Pero no sólo de barbijos ha vivido la pandemia, el alcohol en gel ha hecho también su parte; al inicio de la cuarentena había una clase de alcohol en gel, con proporciones preestablecidas... pero con el paso de los meses se fue diversificando la oferta, pasando desde rociadores de solo alcohol hasta unos geles pegajosos que no queda claro si desinfectan o simplemente impiden el contacto por su condición de cuasi mermelada. En definitiva, y como bien dicen los anuncios, una buena limpieza de manos con agua y jabón bien suple al alcohol en gel, salvo que... si uno trae el virus en sus manos, lo primero que hace al llegar a un baño es abrir la canilla para lavarse... y en ese simple acto deja depositada sobre la superficie metálica al terrible agente del mal. Luego se lava con agua y jabón, elimina el virus de sus manos, y al finalizar, cierra nuevamente la canilla preabierta... recuperando de ella el bichito antes depositado. Algo similar a lo que ocurre cuando nos estornudamos en el codo y después saludamos tocando con ese mismo codo a otras personas...

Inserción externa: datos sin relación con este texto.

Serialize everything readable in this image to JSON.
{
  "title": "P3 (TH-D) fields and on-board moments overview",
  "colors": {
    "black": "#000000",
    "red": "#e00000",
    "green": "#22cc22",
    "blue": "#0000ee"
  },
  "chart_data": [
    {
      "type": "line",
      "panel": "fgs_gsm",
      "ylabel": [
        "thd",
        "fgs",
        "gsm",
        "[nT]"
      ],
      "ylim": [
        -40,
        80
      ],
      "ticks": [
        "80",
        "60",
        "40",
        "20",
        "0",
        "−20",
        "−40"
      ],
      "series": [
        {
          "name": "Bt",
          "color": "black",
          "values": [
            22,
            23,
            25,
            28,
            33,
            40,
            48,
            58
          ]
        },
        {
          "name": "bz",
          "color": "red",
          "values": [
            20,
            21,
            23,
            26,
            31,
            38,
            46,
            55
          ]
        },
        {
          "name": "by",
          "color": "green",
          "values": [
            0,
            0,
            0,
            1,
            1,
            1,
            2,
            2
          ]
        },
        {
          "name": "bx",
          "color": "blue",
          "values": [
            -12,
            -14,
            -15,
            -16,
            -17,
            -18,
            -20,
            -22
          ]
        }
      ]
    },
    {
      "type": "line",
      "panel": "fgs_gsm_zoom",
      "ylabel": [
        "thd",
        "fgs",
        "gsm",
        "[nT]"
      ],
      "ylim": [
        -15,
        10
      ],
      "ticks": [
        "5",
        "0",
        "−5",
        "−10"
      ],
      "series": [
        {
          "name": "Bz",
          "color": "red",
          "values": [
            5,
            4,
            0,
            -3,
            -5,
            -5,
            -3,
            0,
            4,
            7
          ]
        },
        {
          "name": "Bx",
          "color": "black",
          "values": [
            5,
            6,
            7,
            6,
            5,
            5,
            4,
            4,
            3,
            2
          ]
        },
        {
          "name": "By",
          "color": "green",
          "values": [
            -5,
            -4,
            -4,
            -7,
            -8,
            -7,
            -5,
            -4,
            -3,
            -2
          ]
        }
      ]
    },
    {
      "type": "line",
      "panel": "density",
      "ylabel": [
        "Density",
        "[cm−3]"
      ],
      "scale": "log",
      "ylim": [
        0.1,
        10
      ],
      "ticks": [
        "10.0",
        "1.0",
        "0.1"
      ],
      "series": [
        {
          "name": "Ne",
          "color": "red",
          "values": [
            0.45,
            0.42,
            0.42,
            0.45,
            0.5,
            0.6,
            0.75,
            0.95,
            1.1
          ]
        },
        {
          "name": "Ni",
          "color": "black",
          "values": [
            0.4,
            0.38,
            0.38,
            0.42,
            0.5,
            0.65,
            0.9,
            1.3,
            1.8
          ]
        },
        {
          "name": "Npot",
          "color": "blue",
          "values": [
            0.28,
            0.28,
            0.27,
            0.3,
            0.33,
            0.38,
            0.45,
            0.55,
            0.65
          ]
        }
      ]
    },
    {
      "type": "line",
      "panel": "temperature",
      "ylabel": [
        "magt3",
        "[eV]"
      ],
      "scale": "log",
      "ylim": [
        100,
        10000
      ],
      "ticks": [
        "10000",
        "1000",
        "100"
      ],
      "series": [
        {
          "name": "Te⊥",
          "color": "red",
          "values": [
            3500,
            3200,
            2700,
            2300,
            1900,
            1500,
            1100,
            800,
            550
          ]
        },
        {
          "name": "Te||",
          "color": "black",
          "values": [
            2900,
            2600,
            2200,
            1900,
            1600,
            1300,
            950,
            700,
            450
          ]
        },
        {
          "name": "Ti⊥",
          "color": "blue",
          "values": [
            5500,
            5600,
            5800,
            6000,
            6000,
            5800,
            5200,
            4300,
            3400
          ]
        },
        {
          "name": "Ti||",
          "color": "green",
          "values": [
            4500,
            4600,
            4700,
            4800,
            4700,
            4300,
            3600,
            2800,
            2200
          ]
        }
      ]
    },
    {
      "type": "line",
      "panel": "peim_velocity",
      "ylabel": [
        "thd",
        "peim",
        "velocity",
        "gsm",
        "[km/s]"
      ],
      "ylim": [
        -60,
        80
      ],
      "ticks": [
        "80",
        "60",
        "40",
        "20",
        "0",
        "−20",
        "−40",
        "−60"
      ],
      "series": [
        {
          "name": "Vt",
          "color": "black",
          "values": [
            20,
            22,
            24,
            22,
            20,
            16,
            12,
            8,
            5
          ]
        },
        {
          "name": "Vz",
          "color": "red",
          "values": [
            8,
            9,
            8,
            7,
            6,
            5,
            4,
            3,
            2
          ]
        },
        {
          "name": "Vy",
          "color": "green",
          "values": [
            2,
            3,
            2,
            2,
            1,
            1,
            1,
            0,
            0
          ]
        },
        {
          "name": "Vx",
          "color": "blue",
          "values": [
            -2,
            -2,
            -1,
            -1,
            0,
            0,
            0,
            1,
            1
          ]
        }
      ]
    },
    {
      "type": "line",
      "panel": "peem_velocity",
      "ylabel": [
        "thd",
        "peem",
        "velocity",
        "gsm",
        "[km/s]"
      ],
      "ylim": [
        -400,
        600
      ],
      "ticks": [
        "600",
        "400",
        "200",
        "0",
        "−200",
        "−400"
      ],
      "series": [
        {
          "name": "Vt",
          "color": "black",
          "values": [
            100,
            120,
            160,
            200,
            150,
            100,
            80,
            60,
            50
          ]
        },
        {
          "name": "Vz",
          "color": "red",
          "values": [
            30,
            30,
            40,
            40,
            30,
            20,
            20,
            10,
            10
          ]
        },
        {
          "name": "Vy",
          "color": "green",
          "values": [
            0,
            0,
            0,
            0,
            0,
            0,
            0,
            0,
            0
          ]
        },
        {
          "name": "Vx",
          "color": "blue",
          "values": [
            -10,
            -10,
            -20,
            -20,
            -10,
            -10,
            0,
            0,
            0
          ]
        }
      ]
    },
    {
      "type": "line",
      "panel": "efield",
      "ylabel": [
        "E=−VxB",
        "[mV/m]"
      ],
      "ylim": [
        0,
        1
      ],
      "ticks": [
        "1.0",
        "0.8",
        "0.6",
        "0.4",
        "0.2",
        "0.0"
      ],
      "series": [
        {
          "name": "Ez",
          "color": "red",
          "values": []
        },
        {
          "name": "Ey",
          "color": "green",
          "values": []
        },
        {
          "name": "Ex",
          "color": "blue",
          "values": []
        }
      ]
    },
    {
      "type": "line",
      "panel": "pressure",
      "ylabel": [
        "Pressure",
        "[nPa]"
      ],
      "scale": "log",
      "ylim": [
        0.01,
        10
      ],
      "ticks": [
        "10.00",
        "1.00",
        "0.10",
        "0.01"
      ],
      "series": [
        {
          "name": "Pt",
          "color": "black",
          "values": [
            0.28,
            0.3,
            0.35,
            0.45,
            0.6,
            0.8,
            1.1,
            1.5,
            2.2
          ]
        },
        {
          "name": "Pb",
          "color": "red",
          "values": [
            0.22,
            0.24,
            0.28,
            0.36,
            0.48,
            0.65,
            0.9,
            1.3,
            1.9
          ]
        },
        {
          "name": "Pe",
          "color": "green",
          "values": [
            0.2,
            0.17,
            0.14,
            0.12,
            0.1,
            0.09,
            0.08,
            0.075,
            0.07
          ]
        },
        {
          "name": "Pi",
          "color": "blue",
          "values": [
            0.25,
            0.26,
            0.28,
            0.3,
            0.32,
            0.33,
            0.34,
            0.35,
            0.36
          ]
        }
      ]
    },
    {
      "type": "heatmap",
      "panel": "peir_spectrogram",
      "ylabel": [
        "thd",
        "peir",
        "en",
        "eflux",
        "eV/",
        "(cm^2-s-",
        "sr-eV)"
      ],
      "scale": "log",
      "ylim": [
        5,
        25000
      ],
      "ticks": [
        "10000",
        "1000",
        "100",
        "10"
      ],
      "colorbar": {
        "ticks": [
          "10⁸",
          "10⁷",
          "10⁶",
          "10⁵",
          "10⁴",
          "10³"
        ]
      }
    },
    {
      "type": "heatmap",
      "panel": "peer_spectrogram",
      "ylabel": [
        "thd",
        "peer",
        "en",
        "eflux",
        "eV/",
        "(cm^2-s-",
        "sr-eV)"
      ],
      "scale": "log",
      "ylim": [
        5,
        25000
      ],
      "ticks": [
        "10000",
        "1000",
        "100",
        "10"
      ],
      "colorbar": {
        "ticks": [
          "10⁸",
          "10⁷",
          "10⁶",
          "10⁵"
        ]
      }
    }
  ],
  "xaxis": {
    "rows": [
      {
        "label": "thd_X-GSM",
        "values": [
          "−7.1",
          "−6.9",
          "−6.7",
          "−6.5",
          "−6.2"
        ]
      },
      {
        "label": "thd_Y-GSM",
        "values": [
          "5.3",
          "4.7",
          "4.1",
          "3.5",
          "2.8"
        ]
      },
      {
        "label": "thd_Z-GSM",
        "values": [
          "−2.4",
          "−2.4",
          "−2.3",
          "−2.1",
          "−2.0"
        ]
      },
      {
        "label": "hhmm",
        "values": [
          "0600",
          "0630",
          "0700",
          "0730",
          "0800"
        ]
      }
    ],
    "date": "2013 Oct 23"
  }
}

En fin. La pandemia llegó, nos defendimos como pudimos, y en eso aún estamos. Que hemos cometido errores como humanidad, no hay dudas. Pero no podemos echarle la culpa de eso al coronavirus, que ya le venimos pifiando como especie desde hace milenios. Solo espero que las cepas del 2021 sean más lentas en su aprendizaje que las personas que las podemos llegar a portar; que no sólo de vacunas se vive y sobrevive. Y mientras tanto, a la espera de la inmunización total, me retiro; no sin antes rociar al teclado y al modem con amonio cuaternario, porque ya se sabe, más vale prevenir que curar.